In the following example, the average of the values of the numeric columns age
and point
is calculated for each duplicate elements in the state
column.
df = pd.read_csv('data/src/sample_pandas_normal.csv')
print(df)
# name age state point
# 0 Alice 24 NY 64
# 1 Bob 42 CA 92
# 2 Charlie 18 CA 70
# 3 Dave 68 TX 70
# 4 Ellen 24 CA 88
# 5 Frank 30 NY 57
print(df.groupby('state').mean())
# age point
# state
# CA 28.0 83.333333
# NY 27.0 60.500000
# TX 68.0 70.000000
It is also possible to concatenate strings and convert them to lists.

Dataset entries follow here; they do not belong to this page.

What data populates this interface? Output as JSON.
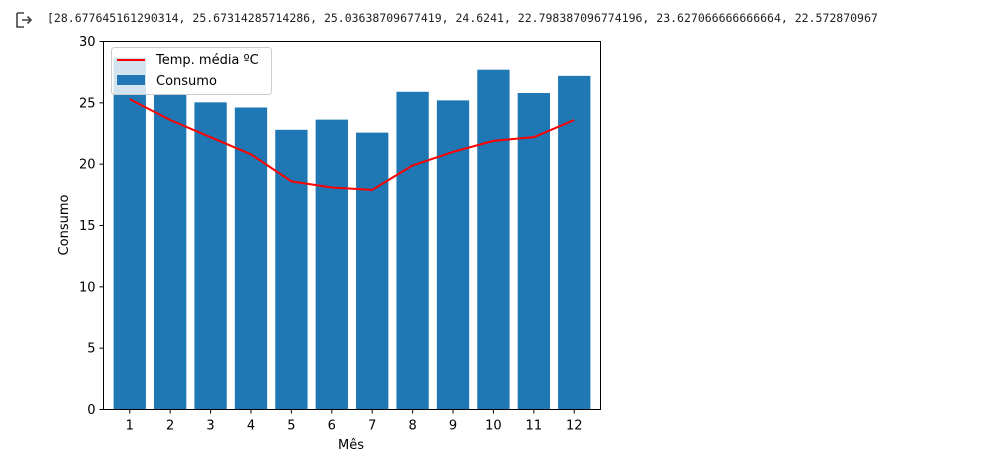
{
  "output": {
    "icon": "output-arrow-icon",
    "text": "[28.677645161290314, 25.67314285714286, 25.03638709677419, 24.6241, 22.798387096774196, 23.627066666666664, 22.572870967"
  },
  "chart_data": {
    "type": "bar",
    "categories": [
      "1",
      "2",
      "3",
      "4",
      "5",
      "6",
      "7",
      "8",
      "9",
      "10",
      "11",
      "12"
    ],
    "x": [
      1,
      2,
      3,
      4,
      5,
      6,
      7,
      8,
      9,
      10,
      11,
      12
    ],
    "series": [
      {
        "name": "Consumo",
        "type": "bar",
        "color": "#1f77b4",
        "values": [
          28.68,
          25.67,
          25.04,
          24.62,
          22.8,
          23.63,
          22.57,
          25.9,
          25.2,
          27.7,
          25.8,
          27.2
        ]
      },
      {
        "name": "Temp. média ºC",
        "type": "line",
        "color": "#ff0000",
        "values": [
          25.3,
          23.6,
          22.2,
          20.8,
          18.6,
          18.1,
          17.9,
          19.9,
          21.0,
          21.9,
          22.2,
          23.6
        ]
      }
    ],
    "title": "",
    "xlabel": "Mês",
    "ylabel": "Consumo",
    "ylim": [
      0,
      30
    ],
    "yticks": [
      0,
      5,
      10,
      15,
      20,
      25,
      30
    ],
    "grid": false,
    "legend": "top-left"
  }
}
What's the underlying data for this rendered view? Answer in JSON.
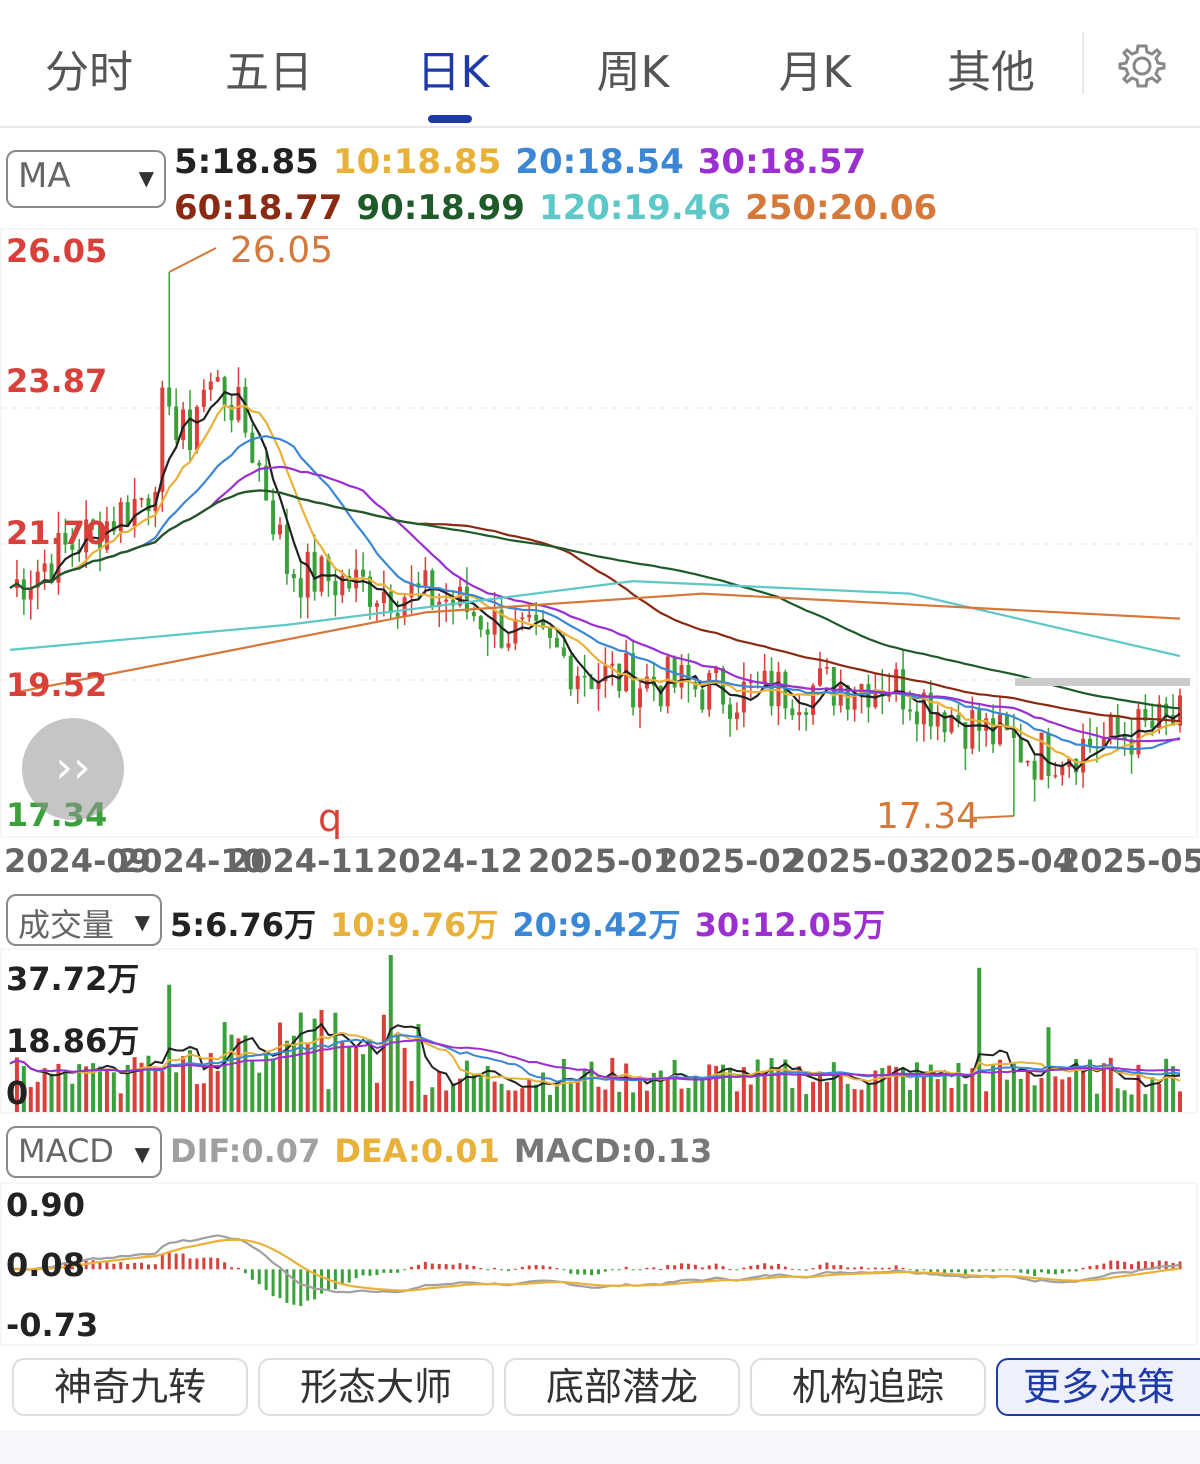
{
  "tabs": [
    {
      "label": "分时",
      "active": false
    },
    {
      "label": "五日",
      "active": false
    },
    {
      "label": "日K",
      "active": true
    },
    {
      "label": "周K",
      "active": false
    },
    {
      "label": "月K",
      "active": false
    },
    {
      "label": "其他",
      "active": false
    }
  ],
  "icons": {
    "settings": "gear-icon",
    "dropdown": "caret-down-icon",
    "expand": "double-chevron-right-icon"
  },
  "ma_panel": {
    "selector": "MA",
    "line1": [
      {
        "text": "5:18.85",
        "color": "#222222"
      },
      {
        "text": "10:18.85",
        "color": "#e8b23a"
      },
      {
        "text": "20:18.54",
        "color": "#3b87d6"
      },
      {
        "text": "30:18.57",
        "color": "#9b2fd0"
      }
    ],
    "line2": [
      {
        "text": "60:18.77",
        "color": "#8b2a12"
      },
      {
        "text": "90:18.99",
        "color": "#1f5a2a"
      },
      {
        "text": "120:19.46",
        "color": "#5cc8c8"
      },
      {
        "text": "250:20.06",
        "color": "#d6783a"
      }
    ]
  },
  "price_axis": {
    "high": "26.05",
    "l2": "23.87",
    "l3": "21.70",
    "l4": "19.52",
    "low": "17.34"
  },
  "annotations": {
    "max_label": "26.05",
    "min_label": "17.34",
    "mark": "q"
  },
  "x_axis": [
    "2024-09",
    "2024-10",
    "2024-11",
    "2024-12",
    "2025-01",
    "2025-02",
    "2025-03",
    "2025-04",
    "2025-05"
  ],
  "volume_panel": {
    "selector": "成交量",
    "legend": [
      {
        "text": "5:6.76万",
        "color": "#222222"
      },
      {
        "text": "10:9.76万",
        "color": "#e8b23a"
      },
      {
        "text": "20:9.42万",
        "color": "#3b87d6"
      },
      {
        "text": "30:12.05万",
        "color": "#9b2fd0"
      }
    ],
    "axis": {
      "max": "37.72万",
      "mid": "18.86万",
      "zero": "0"
    }
  },
  "macd_panel": {
    "selector": "MACD",
    "legend": [
      {
        "text": "DIF:0.07",
        "color": "#a0a0a0"
      },
      {
        "text": "DEA:0.01",
        "color": "#e8b23a"
      },
      {
        "text": "MACD:0.13",
        "color": "#777777"
      }
    ],
    "axis": {
      "top": "0.90",
      "mid": "0.08",
      "bottom": "-0.73"
    }
  },
  "bottom_buttons": [
    "神奇九转",
    "形态大师",
    "底部潜龙",
    "机构追踪",
    "更多决策"
  ],
  "colors": {
    "up": "#d9403a",
    "down": "#3aa13a",
    "accent": "#1e3aa8"
  },
  "chart_data": {
    "type": "candlestick",
    "y_range": [
      17.34,
      26.05
    ],
    "high": 26.05,
    "low": 17.34,
    "period_labels": [
      "2024-09",
      "2024-10",
      "2024-11",
      "2024-12",
      "2025-01",
      "2025-02",
      "2025-03",
      "2025-04",
      "2025-05"
    ],
    "close_by_month_approx": [
      21.0,
      22.6,
      21.2,
      20.8,
      19.6,
      19.3,
      19.5,
      18.3,
      18.85
    ],
    "volume_range": [
      0,
      37.72
    ],
    "macd_range": [
      -0.73,
      0.9
    ]
  }
}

print(df.groupby('state').agg(
{'name': lambda x: ','.join(x),
'age': 'mean',
'point': 'mean'}))
# name age point
# state
# CA Bob,Charlie,Ellen 28 83.333333
# NY Alice,Frank 27 60.500000
# TX Dave 68 70.000000
print(df.groupby('state').agg(
{'name': list,
'age': 'mean',
'point': 'mean'}))
# name age point
# state
# CA [Bob, Charlie, Ellen] 28 83.333333
# NY [Alice, Frank] 27 60.500000
# TX [Dave] 68 70.000000
The string method join()
is applied to concatenate strings in a lambda expression.